Женщина была явно испуганна и очень встревожена за собеседника, но тот на её замечание лишь горько рассмеялся.
– Думаешь, я не знаю?
– к его голосу добавились неприятные булькающие звуки, напоминающие звучание утопленной волынки.
– Говорю же, давно это, уже привык.
– Да что же ты сразу не пришёл?
– взволнованная помощница не желала слушать знакомца, причитая испуганной курицей.
– Что-нибудь да придумали бы. У нас вон пол-этажа таких, красавцев, лежит, а вторая половина ещё краше. У некоторых уже и сошло совсем. Да как же так, молодой совсем, красивенький какой... был.
– Был да сплыл, баб Дара, - решительно прервал её рыдания таинственный "красавец".
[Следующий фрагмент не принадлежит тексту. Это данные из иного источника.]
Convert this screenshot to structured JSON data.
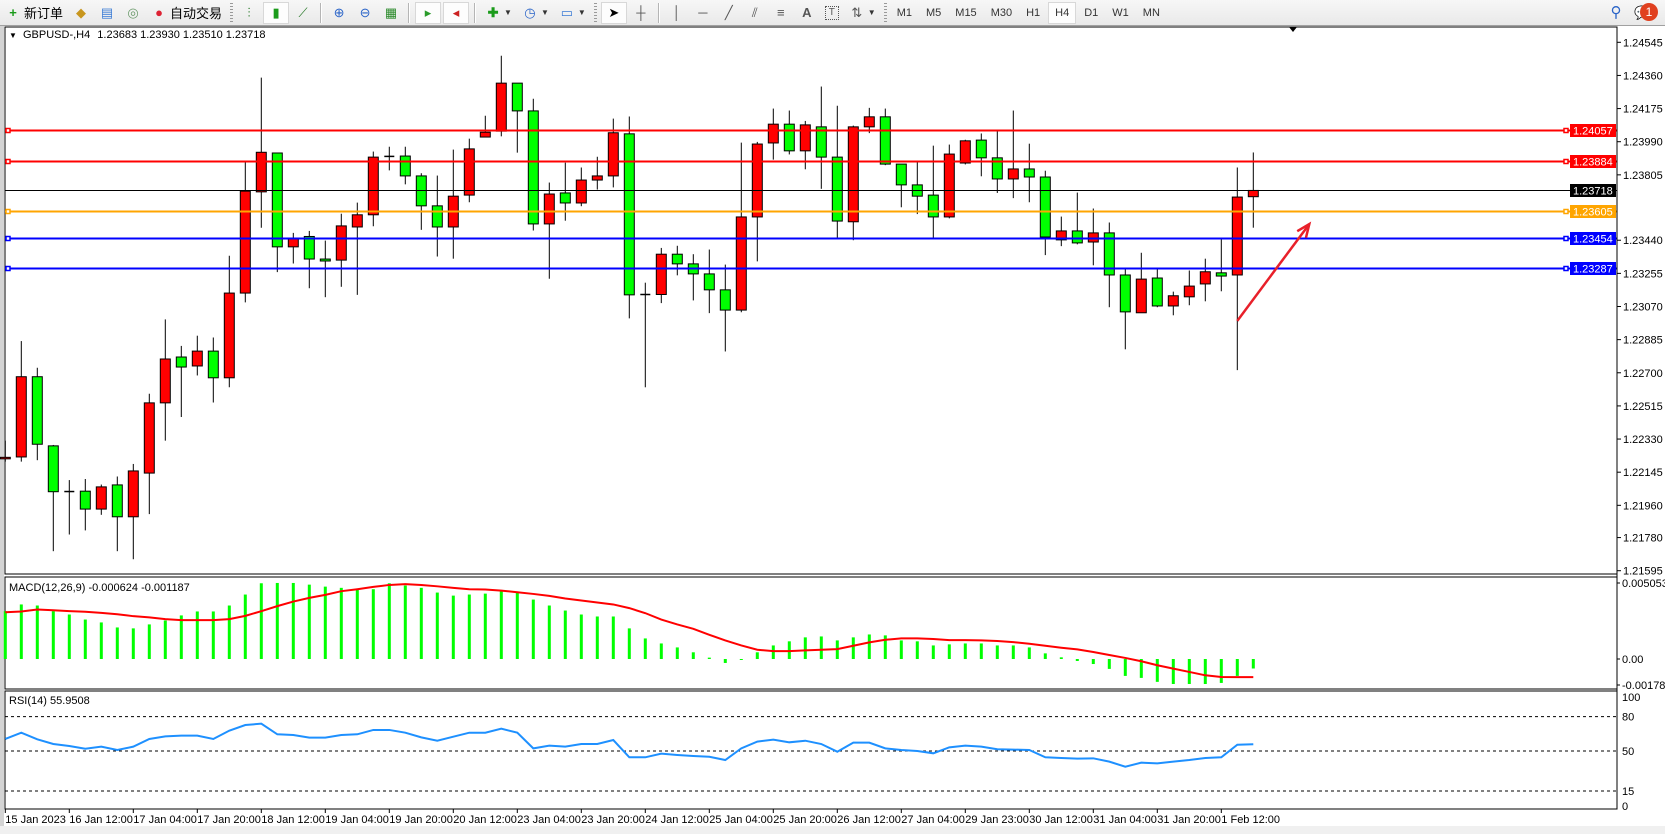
{
  "toolbar": {
    "new_order": "新订单",
    "auto_trade": "自动交易",
    "timeframes": [
      "M1",
      "M5",
      "M15",
      "M30",
      "H1",
      "H4",
      "D1",
      "W1",
      "MN"
    ],
    "active_timeframe": "H4",
    "notification_count": "1"
  },
  "chart": {
    "symbol_label": "GBPUSD-,H4",
    "ohlc_label": "1.23683 1.23930 1.23510 1.23718",
    "macd_label": "MACD(12,26,9) -0.000624 -0.001187",
    "rsi_label": "RSI(14) 55.9508",
    "colors": {
      "bull": "#ff0000",
      "bear": "#00ff00",
      "macd_hist": "#00ff00",
      "macd_signal": "#ff0000",
      "rsi": "#1e90ff",
      "arrow": "#e8202a"
    }
  },
  "chart_data": [
    {
      "type": "candlestick",
      "ylim": [
        1.21577,
        1.24619
      ],
      "y_ticks": [
        "1.24545",
        "1.24360",
        "1.24175",
        "1.23990",
        "1.23805",
        "1.23440",
        "1.23255",
        "1.23070",
        "1.22885",
        "1.22700",
        "1.22515",
        "1.22330",
        "1.22145",
        "1.21960",
        "1.21780",
        "1.21595"
      ],
      "x_tick_labels": [
        "15 Jan 2023",
        "16 Jan 12:00",
        "17 Jan 04:00",
        "17 Jan 20:00",
        "18 Jan 12:00",
        "19 Jan 04:00",
        "19 Jan 20:00",
        "20 Jan 12:00",
        "23 Jan 04:00",
        "23 Jan 20:00",
        "24 Jan 12:00",
        "25 Jan 04:00",
        "25 Jan 20:00",
        "26 Jan 12:00",
        "27 Jan 04:00",
        "29 Jan 23:00",
        "30 Jan 12:00",
        "31 Jan 04:00",
        "31 Jan 20:00",
        "1 Feb 12:00"
      ],
      "ohlc": [
        [
          1.2222,
          1.22321,
          1.22204,
          1.22228
        ],
        [
          1.2223,
          1.22877,
          1.22204,
          1.22678
        ],
        [
          1.22678,
          1.22728,
          1.22212,
          1.22301
        ],
        [
          1.22292,
          1.22297,
          1.21704,
          1.22036
        ],
        [
          1.22037,
          1.22101,
          1.21797,
          1.22037
        ],
        [
          1.22039,
          1.22107,
          1.2182,
          1.21939
        ],
        [
          1.21939,
          1.22076,
          1.21907,
          1.22063
        ],
        [
          1.22074,
          1.22121,
          1.21704,
          1.21896
        ],
        [
          1.21896,
          1.22191,
          1.21659,
          1.22152
        ],
        [
          1.2214,
          1.22583,
          1.21911,
          1.22532
        ],
        [
          1.22532,
          1.22998,
          1.22321,
          1.22777
        ],
        [
          1.22788,
          1.2285,
          1.22453,
          1.22732
        ],
        [
          1.22738,
          1.22907,
          1.22685,
          1.22821
        ],
        [
          1.22821,
          1.22897,
          1.22534,
          1.22672
        ],
        [
          1.22672,
          1.23353,
          1.22619,
          1.23145
        ],
        [
          1.23145,
          1.2388,
          1.23093,
          1.23714
        ],
        [
          1.2371,
          1.24348,
          1.2351,
          1.23931
        ],
        [
          1.23927,
          1.23927,
          1.23262,
          1.23403
        ],
        [
          1.23403,
          1.23481,
          1.2331,
          1.23452
        ],
        [
          1.23461,
          1.23492,
          1.23172,
          1.23335
        ],
        [
          1.23335,
          1.23438,
          1.23122,
          1.23324
        ],
        [
          1.23329,
          1.23588,
          1.2318,
          1.2352
        ],
        [
          1.23514,
          1.2365,
          1.23135,
          1.23582
        ],
        [
          1.23582,
          1.23935,
          1.23518,
          1.23904
        ],
        [
          1.23908,
          1.23962,
          1.2383,
          1.23908
        ],
        [
          1.2391,
          1.23962,
          1.23752,
          1.23799
        ],
        [
          1.23799,
          1.23814,
          1.23498,
          1.23632
        ],
        [
          1.23632,
          1.23801,
          1.23349,
          1.23514
        ],
        [
          1.23514,
          1.23946,
          1.23337,
          1.23686
        ],
        [
          1.23692,
          1.24007,
          1.23652,
          1.2395
        ],
        [
          1.24016,
          1.24135,
          1.24016,
          1.24043
        ],
        [
          1.24049,
          1.2447,
          1.2402,
          1.24317
        ],
        [
          1.24317,
          1.24317,
          1.23929,
          1.24162
        ],
        [
          1.24162,
          1.2423,
          1.23494,
          1.23531
        ],
        [
          1.23531,
          1.23762,
          1.23225,
          1.23698
        ],
        [
          1.23704,
          1.23873,
          1.23549,
          1.23648
        ],
        [
          1.23648,
          1.23846,
          1.2363,
          1.23776
        ],
        [
          1.23776,
          1.23906,
          1.23723,
          1.23799
        ],
        [
          1.23799,
          1.24119,
          1.23735,
          1.2404
        ],
        [
          1.24034,
          1.24131,
          1.23004,
          1.23135
        ],
        [
          1.23137,
          1.23203,
          1.22619,
          1.23137
        ],
        [
          1.23137,
          1.23397,
          1.23089,
          1.23362
        ],
        [
          1.23362,
          1.23409,
          1.23244,
          1.23308
        ],
        [
          1.23308,
          1.23362,
          1.23104,
          1.23252
        ],
        [
          1.23252,
          1.23388,
          1.23033,
          1.23163
        ],
        [
          1.23163,
          1.23304,
          1.22819,
          1.2305
        ],
        [
          1.2305,
          1.23985,
          1.23038,
          1.2357
        ],
        [
          1.2357,
          1.23989,
          1.23322,
          1.23977
        ],
        [
          1.23983,
          1.24175,
          1.2389,
          1.24088
        ],
        [
          1.24088,
          1.24164,
          1.23919,
          1.23939
        ],
        [
          1.23939,
          1.24106,
          1.23836,
          1.24084
        ],
        [
          1.24073,
          1.24298,
          1.23727,
          1.23904
        ],
        [
          1.23904,
          1.24191,
          1.23446,
          1.23547
        ],
        [
          1.23543,
          1.2408,
          1.2344,
          1.24073
        ],
        [
          1.24073,
          1.24179,
          1.24038,
          1.24129
        ],
        [
          1.24129,
          1.24175,
          1.23859,
          1.23865
        ],
        [
          1.23865,
          1.23865,
          1.23624,
          1.23749
        ],
        [
          1.23749,
          1.2388,
          1.23586,
          1.23686
        ],
        [
          1.23692,
          1.23968,
          1.23446,
          1.2357
        ],
        [
          1.2357,
          1.23974,
          1.23562,
          1.23921
        ],
        [
          1.23871,
          1.24001,
          1.23863,
          1.23995
        ],
        [
          1.23999,
          1.24036,
          1.23797,
          1.239
        ],
        [
          1.239,
          1.24053,
          1.23704,
          1.23782
        ],
        [
          1.23782,
          1.24164,
          1.23675,
          1.23838
        ],
        [
          1.23838,
          1.23979,
          1.23652,
          1.23793
        ],
        [
          1.23793,
          1.23828,
          1.23357,
          1.23458
        ],
        [
          1.23442,
          1.23572,
          1.23407,
          1.23492
        ],
        [
          1.23492,
          1.23706,
          1.23417,
          1.23425
        ],
        [
          1.2343,
          1.23617,
          1.233,
          1.23481
        ],
        [
          1.23481,
          1.23539,
          1.23066,
          1.23246
        ],
        [
          1.23246,
          1.23281,
          1.22831,
          1.2304
        ],
        [
          1.23035,
          1.2337,
          1.23035,
          1.23223
        ],
        [
          1.23229,
          1.23281,
          1.23066,
          1.23073
        ],
        [
          1.23073,
          1.23153,
          1.23021,
          1.2313
        ],
        [
          1.23124,
          1.23271,
          1.23077,
          1.23184
        ],
        [
          1.23196,
          1.23337,
          1.23099,
          1.23264
        ],
        [
          1.23258,
          1.23452,
          1.23155,
          1.2324
        ],
        [
          1.23246,
          1.23846,
          1.22715,
          1.23681
        ],
        [
          1.23683,
          1.2393,
          1.2351,
          1.23718
        ]
      ],
      "horizontal_lines": [
        {
          "price": "1.24057",
          "color": "#ff0000",
          "label_text": "#ffffff"
        },
        {
          "price": "1.23884",
          "color": "#ff0000",
          "label_text": "#ffffff"
        },
        {
          "price": "1.23718",
          "color": "#000000",
          "label_text": "#ffffff",
          "bid": true
        },
        {
          "price": "1.23605",
          "color": "#ffa500",
          "label_text": "#ffffff"
        },
        {
          "price": "1.23454",
          "color": "#0000ff",
          "label_text": "#ffffff"
        },
        {
          "price": "1.23287",
          "color": "#0000ff",
          "label_text": "#ffffff"
        }
      ],
      "annotation_arrow": {
        "from": {
          "candle": 77,
          "price": 1.2299
        },
        "to": {
          "candle": 81.5,
          "price": 1.2353
        }
      }
    },
    {
      "type": "bar",
      "name": "MACD(12,26,9)",
      "ylim": [
        -0.00197,
        0.00545
      ],
      "y_ticks": [
        "0.005053",
        "0.00",
        "-0.001784"
      ],
      "histogram": [
        0.00314,
        0.00358,
        0.00351,
        0.00314,
        0.00292,
        0.00259,
        0.0024,
        0.00207,
        0.00201,
        0.00227,
        0.00253,
        0.00286,
        0.00312,
        0.00312,
        0.00351,
        0.00423,
        0.00497,
        0.00499,
        0.00499,
        0.00488,
        0.00475,
        0.00467,
        0.00458,
        0.00458,
        0.00497,
        0.00482,
        0.00467,
        0.00436,
        0.00416,
        0.00423,
        0.00429,
        0.00453,
        0.00438,
        0.0039,
        0.00351,
        0.00318,
        0.00292,
        0.00279,
        0.00279,
        0.00201,
        0.00135,
        0.00102,
        0.00076,
        0.00044,
        9e-05,
        -0.00026,
        -4e-05,
        0.00044,
        0.00089,
        0.00116,
        0.00142,
        0.00148,
        0.00122,
        0.00142,
        0.00161,
        0.00155,
        0.00122,
        0.00116,
        0.00089,
        0.00096,
        0.00102,
        0.00102,
        0.00089,
        0.00089,
        0.00076,
        0.00037,
        0.00011,
        -0.00013,
        -0.00033,
        -0.00065,
        -0.00111,
        -0.00124,
        -0.0015,
        -0.00164,
        -0.00164,
        -0.00164,
        -0.00157,
        -0.00111,
        -0.000624
      ],
      "signal": [
        0.00307,
        0.00312,
        0.00325,
        0.0032,
        0.00314,
        0.0031,
        0.00303,
        0.00294,
        0.00281,
        0.00273,
        0.00262,
        0.00255,
        0.00255,
        0.00255,
        0.00262,
        0.00283,
        0.00314,
        0.00347,
        0.00377,
        0.00401,
        0.00421,
        0.00445,
        0.00458,
        0.00473,
        0.00486,
        0.00491,
        0.00486,
        0.00477,
        0.00467,
        0.00458,
        0.00456,
        0.00449,
        0.00438,
        0.00427,
        0.00414,
        0.00397,
        0.00384,
        0.00371,
        0.00358,
        0.00334,
        0.00301,
        0.00259,
        0.00227,
        0.00198,
        0.00159,
        0.00122,
        0.00089,
        0.00061,
        0.00052,
        0.00052,
        0.00057,
        0.00061,
        0.00065,
        0.00087,
        0.00109,
        0.00126,
        0.00135,
        0.00135,
        0.00131,
        0.00124,
        0.00124,
        0.00122,
        0.00118,
        0.00111,
        0.001,
        0.00087,
        0.00074,
        0.00063,
        0.00046,
        0.00026,
        7e-05,
        -0.00015,
        -0.00041,
        -0.00063,
        -0.00085,
        -0.00107,
        -0.00118,
        -0.00119,
        -0.001187
      ]
    },
    {
      "type": "line",
      "name": "RSI(14)",
      "ylim": [
        0,
        100
      ],
      "y_ticks": [
        "100",
        "80",
        "50",
        "15",
        "0"
      ],
      "levels": [
        80,
        50,
        15
      ],
      "values": [
        60.5,
        66.0,
        60.2,
        56.1,
        54.4,
        52.0,
        53.8,
        50.9,
        53.8,
        60.5,
        62.8,
        63.4,
        63.4,
        60.5,
        67.8,
        72.7,
        73.9,
        64.6,
        64.0,
        61.7,
        61.7,
        64.0,
        64.6,
        68.4,
        68.4,
        66.0,
        61.9,
        59.0,
        62.5,
        66.0,
        66.0,
        69.5,
        66.0,
        52.3,
        54.7,
        53.8,
        56.1,
        56.1,
        59.6,
        44.5,
        44.5,
        47.7,
        46.5,
        45.6,
        45.0,
        42.1,
        52.3,
        58.2,
        59.9,
        57.6,
        59.0,
        56.1,
        49.4,
        57.3,
        57.3,
        52.3,
        50.9,
        50.0,
        48.0,
        53.2,
        54.7,
        53.8,
        51.5,
        51.2,
        50.9,
        44.5,
        43.9,
        43.3,
        43.6,
        40.7,
        36.3,
        39.8,
        39.2,
        40.7,
        42.1,
        43.9,
        44.5,
        55.5,
        55.95
      ]
    }
  ]
}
– Я по другому делу. Ты, говорят, отворотное делаешь. Мне позарез нужно. Сил дольше нет. Изведусь скоро совсем.
Чужак тяжело вздохнул, и Редольф даже немного посочувствовал несчастному, умудрившемуся нарваться на неуравновешенную дамочку, что решилась на такие радикальные меры. Всем было известно, что в случае сопротивления не совсем легальным чарам, несчастный объект чьей-то страсти будет страдать сильнее, чем в застенках славной инквизиции.
– Так когда ж это?
– сочувственно пролепетала ушлая бабка.
– Неужель, приворожила какая вертихвостка, пока рожа целая была, а как покалечило тебя, так и за порог выставила, чтоб глаз не мозолил?
– Если бы, - невесело хохотнула жертва приворота.
– Тогда бы её и саму можно было заставить отворотное варить, всё же травница. Да и эффективнее было бы, сама знаешь. Нет её в живых. Прирезали: слишком наглая была. А мне мучайся. Так даже на могилку не пойдёшь, чтобы земли набрать - нет её нынче. Не спрашивай, как, а как привороженный, тебе говорю, что даже трупа от этой стервы не осталось ... её в ... и гриву.
– Плохо. У меня на руках универсального состава нет, варить придётся. Потерпишь, или могу за пару кристаллов у нашего диагноста выменять, он всё равно пару бутылок завсегда на технические нужды списывает.
Было понятно, что собеседник явно колеблется и государственным реестровым составам, что присылались в стандартном наборе настоек, не доверяет. Очень, кстати, правильно делает: травы и реактивы для них всегда закупались самые дешёвые, чтобы побольше выторговать на разнице, при этом беспощадно вредя качеству.